Yeah, big freakin’ calling, I get it. The inconceivable part of that is the possibility of going to graduate school is becoming stronger for me. Guess I’ll have to pull those grades up, get my butt off the couch, and… go to class? There should be a book about this. “Terrible Students Who Made It As Far As They Did on Dumb Luck and Test-taking Skills.” I’d be Chapter 13.

Question: What do I want my college experience to be?
Answer: Well, at this point, I don’t know, and I’m not sure I care anymore.

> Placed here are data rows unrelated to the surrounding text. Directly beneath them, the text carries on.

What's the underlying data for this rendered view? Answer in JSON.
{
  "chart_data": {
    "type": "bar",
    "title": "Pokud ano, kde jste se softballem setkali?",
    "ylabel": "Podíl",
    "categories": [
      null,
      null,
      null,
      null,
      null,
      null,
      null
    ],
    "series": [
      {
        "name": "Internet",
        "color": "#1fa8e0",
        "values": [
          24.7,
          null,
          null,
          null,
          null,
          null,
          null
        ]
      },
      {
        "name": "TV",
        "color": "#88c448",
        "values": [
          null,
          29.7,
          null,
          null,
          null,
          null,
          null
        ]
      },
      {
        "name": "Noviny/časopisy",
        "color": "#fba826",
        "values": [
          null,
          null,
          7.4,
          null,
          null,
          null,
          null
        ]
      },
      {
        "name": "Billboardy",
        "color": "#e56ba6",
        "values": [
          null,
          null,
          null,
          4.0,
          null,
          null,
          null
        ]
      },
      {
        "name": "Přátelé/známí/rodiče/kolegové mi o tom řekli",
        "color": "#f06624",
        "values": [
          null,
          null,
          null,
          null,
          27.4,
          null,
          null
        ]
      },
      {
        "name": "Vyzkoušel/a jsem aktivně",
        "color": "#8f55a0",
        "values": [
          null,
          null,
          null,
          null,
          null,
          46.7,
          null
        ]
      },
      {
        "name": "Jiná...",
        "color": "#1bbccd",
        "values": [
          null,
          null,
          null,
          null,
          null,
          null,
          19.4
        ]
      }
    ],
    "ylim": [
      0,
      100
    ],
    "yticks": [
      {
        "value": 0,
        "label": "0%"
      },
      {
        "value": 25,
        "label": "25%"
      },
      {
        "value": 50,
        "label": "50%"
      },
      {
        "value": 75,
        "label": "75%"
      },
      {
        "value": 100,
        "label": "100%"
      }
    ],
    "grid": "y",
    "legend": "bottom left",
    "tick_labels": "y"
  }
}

There’s a timeline to this. At first I wanted to pave my way to med school. Then I decided to follow Jesus and pursue a bigger picture than just being a doctor (which, if you’re reading, don’t misinterpret — Christians are allowed to become doctors despite what the trend is. Specifically for BCF, I mean. More thoughts on this on a later date.) Then I wanted to minister to other students, peers. Then I wanted to build the strength of my relationship with God. Then I wanted to do theatre. Now I have to choose.

I mean, not everyone is called to become part of a college ministry, right? And by that, I mean doing the ministering part. But at the same time, it’s what I wanted, isn’t it? Or was it just a path set out by those who came before me, a path that I don’t have to follow? To do it, would I really have to give up something that I love as much as I love this theatre company? Does what I’ve been doing for less than a quarter mean more than something I’ve been pursuing for more than a year? Am I defining my experience of Jesus based on this?

Too many questions.

People– well, and I, have been asking what I think God wants for me. And I think, “I don’t know.” The quarter says I don’t need to be a “leader,” not in this sense, anyway. (Yes, I listen to a quarter. It’s never done me wrong, really.) The word from above — or well, in my head, at least, says the same thing. But I’m still not sure. Maybe I’m just afraid of missing out on something.

Someone else weigh in on this or something. I’m tired of thinking.